Allemachtig, wat is Amsterdam Nieuw-West groot! Drie kilometer om van de ambachtelijke ijsmakers bij de mevrouw die van koeienpoep papier maakt te komen. Ver lopen! Of eigenlijk: wat is ambachtelijkheid dungezaaid. Of eigenlijk: wat is het de organisatie slecht gelukt om de locale middenstand te overtuigen dat zij ook iets ambachtelijks doen om te laten zien op het makersfestival. Volgens mij is het niet zo hopeloos als het nu leek. Het moet toch mogelijk zijn om tegen willekeurig wie in Amsterdam Nieuw-West te zeggen: 'Oooooh! Dat is echt heel bijzonder, wat je daar gemaakt hebt!'

vrijdag 1 oktober 2010

buiten

Afgelopen woensdag was het stralend weer, en omdat ik op woensdag vrij was, was ik soms ook buiten. Ik fietste langs twee mannen die van gemeentewege een heg aan het scheren waren. En ik zwoegde, onbetaald, op de fiets, op weg naar de supermarkt. Ik was jaloers op die mannen van gemeentewegen, omdat ze zo onbeperkt en tegen betaling buiten aan het werk waren. Is er eigenlijk een reden waarom ik niet, zoals mijn Utrechtse collega R, bij mooi weer de contacturen met de studenten buiten laat plaatsvinden?

De reden waarom ik geen spontane buitenlessen organiseer is, dat het wel een hoop gedoe is. Al die stoelen in de lift, en waar haal ik een schoolbord vandaan? Hoe maak ik mezelf verstaanbaar in de beroerde akoestiek onder ruisende bomen? Bovendien is de de illusie van de computer, die onmisbaar is om mijn vak uit te oefenen.

Dat het onderwijs gediend zou zijn met computers is echt een illusie.

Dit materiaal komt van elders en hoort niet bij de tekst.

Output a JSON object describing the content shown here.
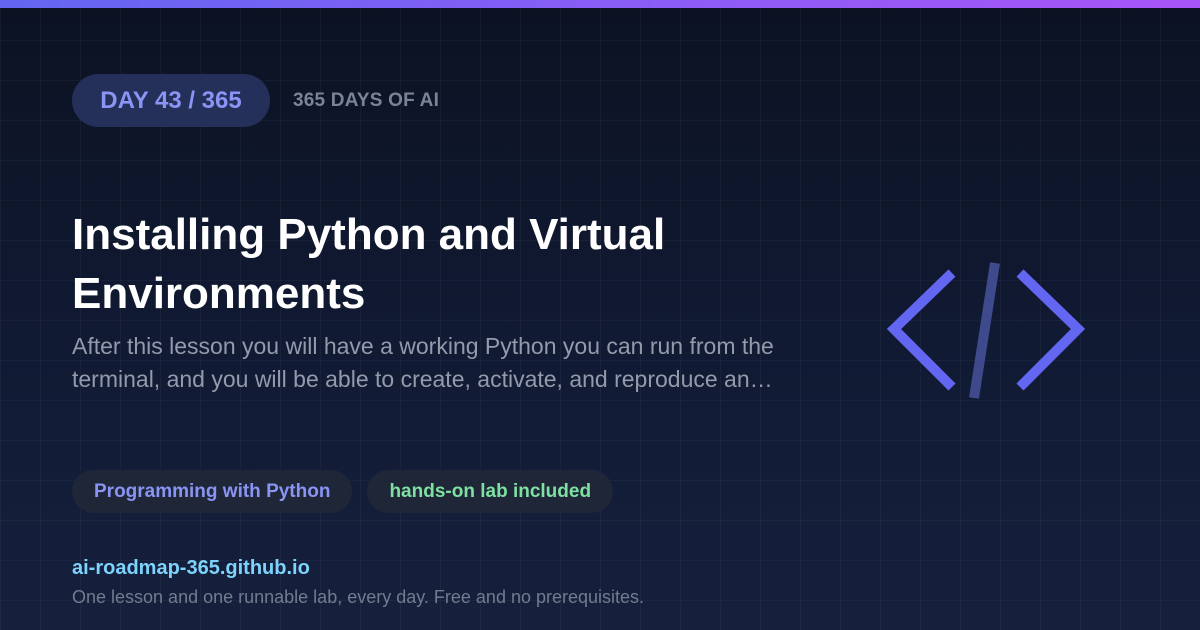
{
  "header": {
    "day_badge": "DAY 43 / 365",
    "series_label": "365 DAYS OF AI"
  },
  "lesson": {
    "title": "Installing Python and Virtual Environments",
    "description": "After this lesson you will have a working Python you can run from the terminal, and you will be able to create, activate, and reproduce an…"
  },
  "tags": {
    "topic": "Programming with Python",
    "lab": "hands-on lab included"
  },
  "footer": {
    "site": "ai-roadmap-365.github.io",
    "tagline": "One lesson and one runnable lab, every day. Free and no prerequisites."
  },
  "icon": {
    "name": "code-brackets-icon"
  },
  "colors": {
    "accent": "#6366f1",
    "accent_light": "#8a94f4",
    "lab_green": "#7ee0a1",
    "link": "#7dd3fc"
  }
}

Ik richt nu het woord tot Erik de Jong (die vaak heel betrokken op dit blog reageert - wat ik erg waardeer -), nadat hij op een youtube-kanaal ook het woord tot de kijkers richt. Wij zijn geen wetenschappers, maar wij vrezen dat wij even moeilijk het nieuwe kunstje leren als zij. Wij zijn namelijk docenten, en docenten zijn vrije jongens. Dat betekent dat wij elk systeem dat onze autonomie in gevaar brengt opzettelijk zullen fucken. En als dat systeem uit de computer komt, dan fucken wij de computer. Fuck de computer!